It has been exactly two months since the prisoner ship came down to Earth and captured Jasper and myself.

The only way I had to keep track of the days was a small rock I found on the ground that I have been using to mark off the days based on the changing of the guards and the times they give us our meals. I have been using the free space of the wall next to the door, allowing the guards to see.

Just like my radio, it was the only thing keeping me sand in here.

I wished I still had my radio.

I yearned to speak to Bellamy- to try and let him know I was still here, waiting for him to come home. Letting him know that I was alive and that he could come back, he has a place to call home.

Not being able to have that daily communication with him has been driving me crazy. It has been my vice for the past six years, the one thing I could count on for sure. Having that small little time to myself where I could talk to my best friend.

But they took that away from me, along with my home and everything I built to be ready for the return of my friends.

I know I could always speak to him, just talk out loud in the cold empty room I’m in.

But I couldn’t.

Spilling my thoughts out into a room where anyone could hear me, everyone but the person I wanted to hear me.

It sounded like a nightmare.

I couldn’t show these people any weaknesses.

They already knew that Jasper was someone they could use to get me. I didn’t want to put him in any more pain.

Things were good with us.

Everything that happened in the past, with the mountain and all the issues we had, didn’t seem that important when we were the last two people on Earth.

We were each other’s rock.

Jasper still had trouble coming down from not having alcohol to help him through his pain, so he needed me there when he got low enough to consider ending it.

The same went for him.

It became clear early on that I have some serious issues with being lonely or forgotten by those I love. It became worse as time went on and the nightmares began about a year into this isolation.

My mind would go back to that empty feeling I developed just before I found Eden.

The lack of hope I had felt in that moment had felt like drowning.

I can still remember the feel of the cool metal of the gun pressed against my temple.

*CRASH*

I bolt upwards in fright.

The noise echoes around the corridor. It was unusual to hear such loud noises in a place that only consisted of two people.

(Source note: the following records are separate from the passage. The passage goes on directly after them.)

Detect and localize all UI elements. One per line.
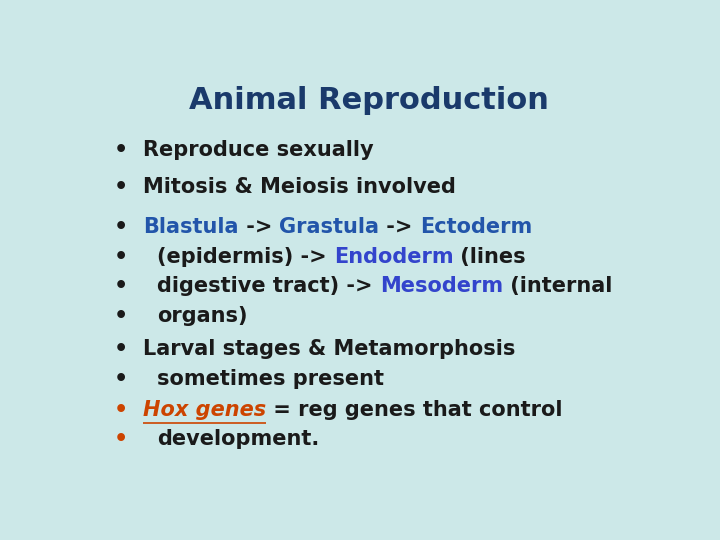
Text: •: • [114,177,128,197]
Text: organs): organs) [157,306,248,326]
Text: ->: -> [238,217,279,237]
Text: •: • [114,276,128,296]
Text: (internal: (internal [503,276,612,296]
Text: = reg genes that control: = reg genes that control [266,400,562,420]
Text: •: • [114,369,128,389]
Text: Endoderm: Endoderm [334,246,454,267]
Text: Ectoderm: Ectoderm [420,217,532,237]
Text: digestive tract) ->: digestive tract) -> [157,276,379,296]
Text: •: • [114,140,128,160]
Text: •: • [114,306,128,326]
Text: Blastula: Blastula [143,217,238,237]
Text: ->: -> [379,217,420,237]
Text: •: • [114,339,128,359]
Text: Reproduce sexually: Reproduce sexually [143,140,374,160]
Text: sometimes present: sometimes present [157,369,384,389]
Text: •: • [114,400,128,420]
Text: (lines: (lines [454,246,526,267]
Text: development.: development. [157,429,319,449]
Text: •: • [114,429,128,449]
Text: •: • [114,246,128,267]
Text: Animal Reproduction: Animal Reproduction [189,85,549,114]
Text: Grastula: Grastula [279,217,379,237]
Text: (epidermis) ->: (epidermis) -> [157,246,334,267]
Text: Mesoderm: Mesoderm [379,276,503,296]
Text: Mitosis & Meiosis involved: Mitosis & Meiosis involved [143,177,456,197]
Text: •: • [114,217,128,237]
Text: Larval stages & Metamorphosis: Larval stages & Metamorphosis [143,339,516,359]
Text: Hox genes: Hox genes [143,400,266,420]
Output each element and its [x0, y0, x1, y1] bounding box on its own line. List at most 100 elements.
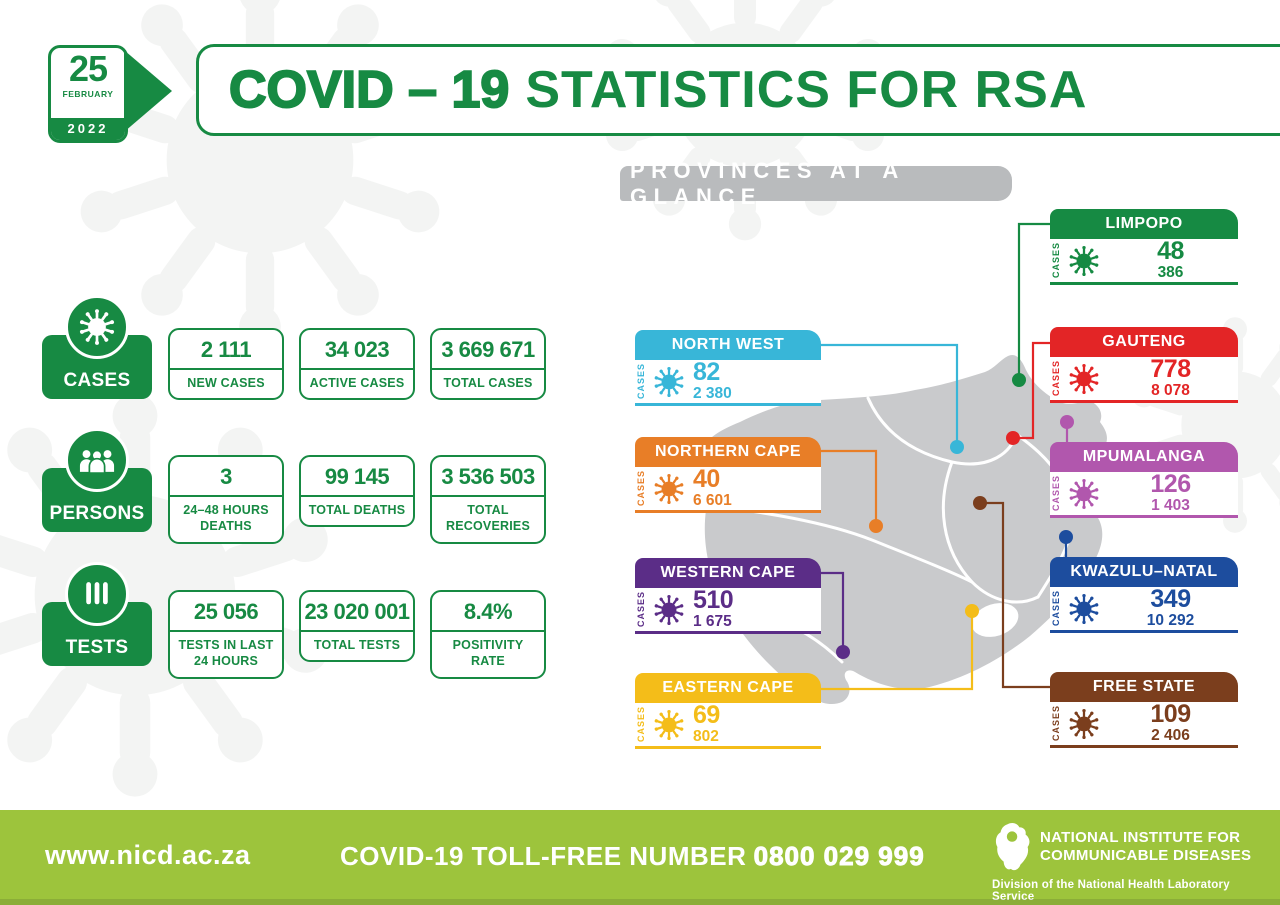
cases-caption: CASES [636, 470, 646, 507]
province-name: KWAZULU–NATAL [1050, 557, 1238, 587]
org-subtitle: Division of the National Health Laborato… [992, 879, 1230, 903]
cases-caption: CASES [1051, 360, 1061, 397]
province-block-north-west: NORTH WEST CASES 82 2 380 [635, 330, 821, 406]
stat-card-2448h-deaths: 3 24–48 HOURS DEATHS [168, 455, 284, 544]
cases-caption: CASES [636, 363, 646, 400]
stat-value: 99 145 [301, 457, 413, 497]
divider [1050, 630, 1238, 633]
persons-group-tile: PERSONS [42, 428, 152, 532]
province-name: FREE STATE [1050, 672, 1238, 702]
footer: www.nicd.ac.za COVID-19 TOLL-FREE NUMBER… [0, 810, 1280, 905]
page-title-covid: COVID – 19 [228, 60, 510, 120]
province-name: MPUMALANGA [1050, 442, 1238, 472]
province-cases-value: 349 [1150, 584, 1191, 613]
virus-icon [653, 594, 685, 626]
cases-caption: CASES [1051, 242, 1061, 279]
province-cases-subvalue: 386 [1157, 264, 1184, 282]
cases-group-tile: CASES [42, 295, 152, 399]
stat-value: 3 669 671 [432, 330, 544, 370]
stat-label: TESTS IN LAST 24 HOURS [178, 638, 274, 669]
province-name: GAUTENG [1050, 327, 1238, 357]
stat-label: TOTAL RECOVERIES [446, 503, 530, 534]
stat-card-new-cases: 2 111 NEW CASES [168, 328, 284, 401]
stat-card-total-recoveries: 3 536 503 TOTAL RECOVERIES [430, 455, 546, 544]
province-name: NORTH WEST [635, 330, 821, 360]
province-cases-subvalue: 802 [693, 728, 719, 746]
divider [1050, 282, 1238, 285]
stat-label: NEW CASES [187, 376, 265, 390]
org-name-line2: COMMUNICABLE DISEASES [1040, 847, 1252, 864]
province-name: EASTERN CAPE [635, 673, 821, 703]
stat-value: 34 023 [301, 330, 413, 370]
stat-label: TOTAL DEATHS [308, 503, 406, 517]
stat-label: TOTAL CASES [443, 376, 533, 390]
virus-icon [65, 295, 129, 359]
date-year: 2022 [51, 118, 125, 140]
province-cases-value: 778 [1150, 354, 1191, 383]
stat-value: 2 111 [170, 330, 282, 370]
tollfree-line: COVID-19 TOLL-FREE NUMBER 0800 029 999 [340, 841, 924, 872]
virus-icon [1068, 363, 1100, 395]
cases-caption: CASES [636, 706, 646, 743]
title-banner: COVID – 19 STATISTICS FOR RSA [196, 44, 1280, 136]
province-block-western-cape: WESTERN CAPE CASES 510 1 675 [635, 558, 821, 634]
cases-caption: CASES [636, 591, 646, 628]
divider [1050, 515, 1238, 518]
page-title-rest: STATISTICS FOR RSA [525, 61, 1088, 119]
virus-icon [1068, 593, 1100, 625]
province-block-eastern-cape: EASTERN CAPE CASES 69 802 [635, 673, 821, 749]
cases-group-label: CASES [63, 370, 131, 391]
province-name: WESTERN CAPE [635, 558, 821, 588]
persons-group-label: PERSONS [49, 503, 145, 524]
virus-icon [1068, 245, 1100, 277]
persons-stats-row: 3 24–48 HOURS DEATHS 99 145 TOTAL DEATHS… [168, 455, 546, 544]
tests-group-label: TESTS [65, 637, 129, 658]
province-cases-value: 69 [693, 700, 720, 729]
province-block-mpumalanga: MPUMALANGA CASES 126 1 403 [1050, 442, 1238, 518]
people-icon [65, 428, 129, 492]
province-cases-value: 126 [1150, 469, 1191, 498]
stat-card-total-tests: 23 020 001 TOTAL TESTS [299, 590, 415, 663]
virus-icon [653, 366, 685, 398]
org-name-line1: NATIONAL INSTITUTE FOR [1040, 829, 1241, 847]
divider [1050, 745, 1238, 748]
tollfree-label: COVID-19 TOLL-FREE NUMBER [340, 841, 747, 871]
cases-caption: CASES [1051, 590, 1061, 627]
divider [635, 510, 821, 513]
stat-value: 3 [170, 457, 282, 497]
province-name: NORTHERN CAPE [635, 437, 821, 467]
province-cases-value: 48 [1157, 236, 1184, 265]
province-cases-subvalue: 2 406 [1151, 727, 1190, 745]
province-block-gauteng: GAUTENG CASES 778 8 078 [1050, 327, 1238, 403]
stat-label: ACTIVE CASES [309, 376, 405, 390]
divider [635, 746, 821, 749]
divider [635, 631, 821, 634]
nicd-logo-block: NATIONAL INSTITUTE FOR COMMUNICABLE DISE… [992, 822, 1252, 903]
stat-card-active-cases: 34 023 ACTIVE CASES [299, 328, 415, 401]
province-cases-value: 82 [693, 357, 720, 386]
virus-icon [1068, 478, 1100, 510]
province-block-kwazulu-natal: KWAZULU–NATAL CASES 349 10 292 [1050, 557, 1238, 633]
stat-value: 3 536 503 [432, 457, 544, 497]
province-cases-value: 109 [1150, 699, 1191, 728]
divider [1050, 400, 1238, 403]
provinces-banner: PROVINCES AT A GLANCE [620, 158, 1012, 209]
virus-icon [1068, 708, 1100, 740]
africa-logo-icon [992, 822, 1032, 872]
date-day: 25 [68, 48, 108, 89]
stat-label: POSITIVITY RATE [452, 638, 524, 669]
test-tubes-icon [65, 562, 129, 626]
stat-value: 8.4% [432, 592, 544, 632]
province-cases-subvalue: 6 601 [693, 492, 732, 510]
stat-card-positivity-rate: 8.4% POSITIVITY RATE [430, 590, 546, 679]
website-link[interactable]: www.nicd.ac.za [45, 840, 251, 870]
province-name: LIMPOPO [1050, 209, 1238, 239]
virus-icon [653, 473, 685, 505]
province-cases-subvalue: 8 078 [1151, 382, 1190, 400]
divider [635, 403, 821, 406]
province-cases-value: 40 [693, 464, 720, 493]
provinces-heading: PROVINCES AT A GLANCE [630, 157, 904, 209]
stat-card-total-deaths: 99 145 TOTAL DEATHS [299, 455, 415, 528]
tests-group-tile: TESTS [42, 562, 152, 666]
province-cases-subvalue: 1 675 [693, 613, 732, 631]
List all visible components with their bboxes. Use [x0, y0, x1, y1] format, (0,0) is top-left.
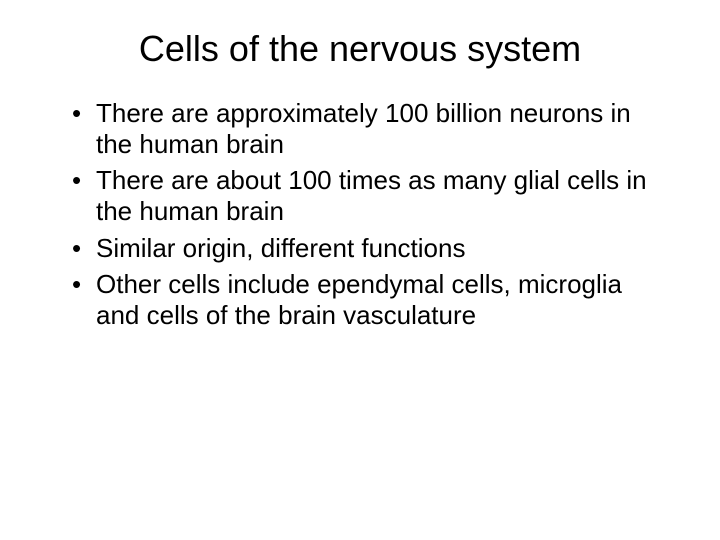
list-item: Similar origin, different functions — [66, 233, 670, 264]
slide: Cells of the nervous system There are ap… — [0, 0, 720, 540]
bullet-list: There are approximately 100 billion neur… — [66, 98, 670, 331]
list-item: There are approximately 100 billion neur… — [66, 98, 670, 159]
list-item: Other cells include ependymal cells, mic… — [66, 269, 670, 330]
slide-title: Cells of the nervous system — [40, 28, 680, 70]
list-item: There are about 100 times as many glial … — [66, 165, 670, 226]
slide-body: There are approximately 100 billion neur… — [40, 98, 680, 331]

Noises seemed to follow the bang.

“I will kill you-LET ME GO!” I back against the wall as the sound of shouting picks up and bounces off the walls in the corridor.

The voice sounded enraged.

And a little familiar.

“Settle down kid, you are just making it worse!” I wince at the sound of the second voice, recognizing it as the man who first brought Jasper and me down here. I can vividly remember the grip he had on me as he dragged me down here.

I hear a grunt and the sound of someone moaning in pain. “I did fuck all wrong!” The first voice snarls.

There is the impact of a punch then the scraping of shoes against the floor before it goes quiet for a moment.

Suddenly, the door to my cell bangs open.

I throw myself back against the wall furthest away from the door just as a handcuffed body is thrown into the room without care. I look up from the body to see the same gruff middle-aged guard standing in the doorway with a bloody nose.

He was looking at me with a grin. “Have fun with this one girl.” He snarls before swinging the door shut with a slam. I could hear keys jingling the sound of the corridor door shutting behind him.

The silence that follows him is deafening.

The boy on the floor lets out a groan. “I’ll kill the bastard”, and I instinctively push further against the wall.

How the hell am I supposed to be safe in here when I have some strange prisoner who may or may not hurt or kill me.

I could sure use Bellamy right now.

The boy begins to push himself up and a sudden fear flares through me. I feel like I’m trapped in a cage with a wild animal with nothing to help protect me.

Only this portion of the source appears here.